I then assumed that all the threads created with CreateThread should call GetQueuedCompletionStatus and that's actually the call that creates the "thread pool"? (By associating the threads with a specific port) The threadpool = the threads associated with the IOCP?
what i s the difference between SetEvent() and Thread Lock() function? anyone please help me
Events are used when you want to start/continue processing once a certain task is completed i.e. you want to wait until that event occurs. Other threads can inform the waiting thread about the completion of this task using SetEvent.
On the other hand, critical section is used when you want only one thread to execute a block of code at a time i.e. you want a set of instructions to be executed by one thread without any other thread changing the state at that time.
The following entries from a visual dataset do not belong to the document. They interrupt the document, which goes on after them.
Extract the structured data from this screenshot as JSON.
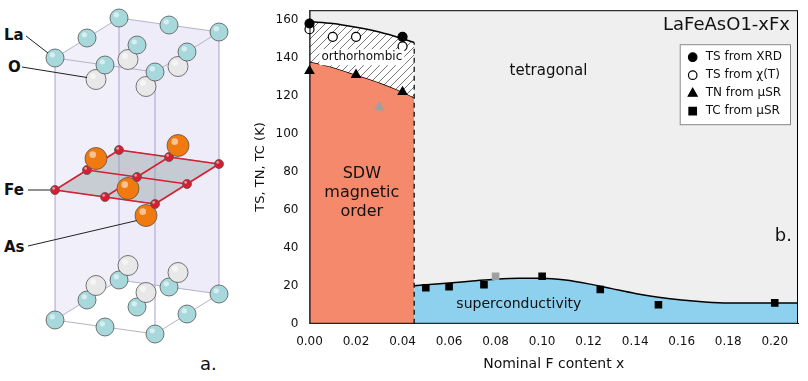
{
  "diagram": {
    "letter": "a.",
    "atoms": [
      {
        "label": "La",
        "color": "#a6d8dc"
      },
      {
        "label": "O",
        "color": "#e8e8e8"
      },
      {
        "label": "Fe",
        "color": "#d42030"
      },
      {
        "label": "As",
        "color": "#f07a10"
      }
    ]
  },
  "chart_data": {
    "type": "scatter",
    "title": "LaFeAsO1-xFx",
    "panel_letter": "b.",
    "x_label": "Nominal F content x",
    "y_label": "TS, TN, TC (K)",
    "xlim": [
      0,
      0.21
    ],
    "xticks": [
      {
        "value": 0,
        "label": "0.00"
      },
      {
        "value": 0.02,
        "label": "0.02"
      },
      {
        "value": 0.04,
        "label": "0.04"
      },
      {
        "value": 0.06,
        "label": "0.06"
      },
      {
        "value": 0.08,
        "label": "0.08"
      },
      {
        "value": 0.1,
        "label": "0.10"
      },
      {
        "value": 0.12,
        "label": "0.12"
      },
      {
        "value": 0.14,
        "label": "0.14"
      },
      {
        "value": 0.16,
        "label": "0.16"
      },
      {
        "value": 0.18,
        "label": "0.18"
      },
      {
        "value": 0.2,
        "label": "0.20"
      }
    ],
    "ylim": [
      0,
      165
    ],
    "yticks": [
      0,
      20,
      40,
      60,
      80,
      100,
      120,
      140,
      160
    ],
    "grid": false,
    "legend": "upper right",
    "series": [
      {
        "name": "TS from XRD",
        "marker": "circle",
        "color": "#000000",
        "x": [
          0,
          0.04
        ],
        "values": [
          158,
          151
        ]
      },
      {
        "name": "TS from χ(T)",
        "marker": "open_circle",
        "color": "#000000",
        "x": [
          0,
          0.01,
          0.02,
          0.04
        ],
        "values": [
          155,
          151,
          151,
          146
        ]
      },
      {
        "name": "TN from μSR",
        "marker": "triangle",
        "colors": [
          "#000000",
          "#000000",
          "#a0a0a0",
          "#000000"
        ],
        "x": [
          0,
          0.02,
          0.03,
          0.04
        ],
        "values": [
          133,
          131,
          114,
          122
        ]
      },
      {
        "name": "TC from μSR",
        "marker": "square",
        "colors": [
          "#000000",
          "#000000",
          "#000000",
          "#a0a0a0",
          "#000000",
          "#000000",
          "#000000",
          "#000000"
        ],
        "x": [
          0.05,
          0.06,
          0.075,
          0.08,
          0.1,
          0.125,
          0.15,
          0.2
        ],
        "values": [
          19,
          19.5,
          20.5,
          25,
          25,
          18,
          10,
          11
        ]
      }
    ],
    "phase_boundary": {
      "x": [
        0,
        0.01,
        0.02,
        0.03,
        0.04,
        0.045
      ],
      "upper": [
        159,
        158,
        156,
        153.5,
        150,
        148
      ],
      "lower": [
        138,
        135,
        131,
        127,
        122,
        119
      ]
    },
    "sc_dome": {
      "x": [
        0.045,
        0.05,
        0.06,
        0.07,
        0.08,
        0.09,
        0.1,
        0.11,
        0.12,
        0.13,
        0.14,
        0.15,
        0.16,
        0.17,
        0.18,
        0.19,
        0.2,
        0.21
      ],
      "values": [
        20,
        20.5,
        21.5,
        22.5,
        23.5,
        24,
        24,
        23,
        21,
        18.5,
        16,
        14,
        12.5,
        11.5,
        11,
        11,
        11,
        11
      ]
    },
    "regions": {
      "tetragonal": {
        "label": "tetragonal",
        "color": "#efefef"
      },
      "orthorhombic": {
        "label": "orthorhombic",
        "color": "#ffffff"
      },
      "sdw": {
        "label": "SDW magnetic order",
        "color": "#f4896b"
      },
      "superconductivity": {
        "label": "superconductivity",
        "color": "#8ed1ee"
      }
    }
  }
}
For example, you are inserting an item into a linked list which involves multiple steps, at that time you don't want another thread to come and try to insert one more object into the list. So you block the other thread until first one finishes using critical sections.
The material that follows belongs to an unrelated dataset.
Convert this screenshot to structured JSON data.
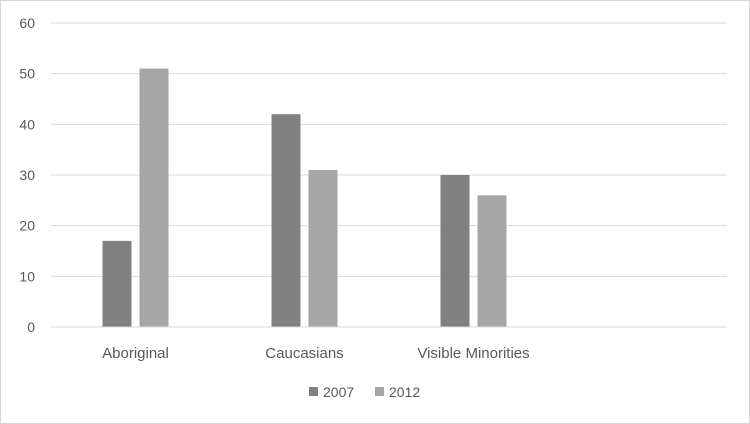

Events can be used for inter-process communication, ie synchronising activity amongst different processes. They are typically used for 'signalling' the occurrence of an activity (e.g. file write has finished). More information on events:
http://msdn.microsoft.com/en-us/library/windows/desktop/ms686915%28v=vs.85%29.aspx
Critical sections can only be used within a process for synchronizing threads and use a basic lock/unlock concept. They are typically used to protect a resource from multi-threaded access (e.g. a variable). They are very cheap (in CPU terms) to use. The inter-process variant is called a Mutex in Windows. More info:
http://msdn.microsoft.com/en-us/library/windows/desktop/ms682530%28v=vs.85%29.aspx
can somebody please explain what is the difference if I do
mutex = createMutex
waitForSingleObject
Release(mutex)
and
event = createEvent
waitForSingleObject
Release(event)
I'm so confused, can I use both versions for the synchronization? thanks in advance for any help
You use a mutex to ensure that only one thread of execution can be accessing something. For example, if you want to update a list that can potentially be used by multiple threads, you'd use a mutex:
acquire mutex
update list
release mutex
With a mutex, only one thread at a time can be executing the "update list".
You use a manual reset event if you want multiple threads to wait for something to happen before continuing. For example, you started multiple threads, but they're all paused waiting for some other event before they can continue. Once that event happens, all of the threads can start running.
The main thread would look like this:
create event, initial value false (not signaled)
start threads
do some other initialization
signal event
Each thread's code would be:
do thread initialization
wait for event to be signaled
do thread processing
Yes, both can be used for synchronization but in different ways.
Mutex is a mutual exclusion object and can be acquired only by a single instance at a time. It is used to avoid the simultaneous use of a common resource, such as a global variable, by pieces of computer code
Event is an objet that can be explicitly set to a state by use of the SetEvent function.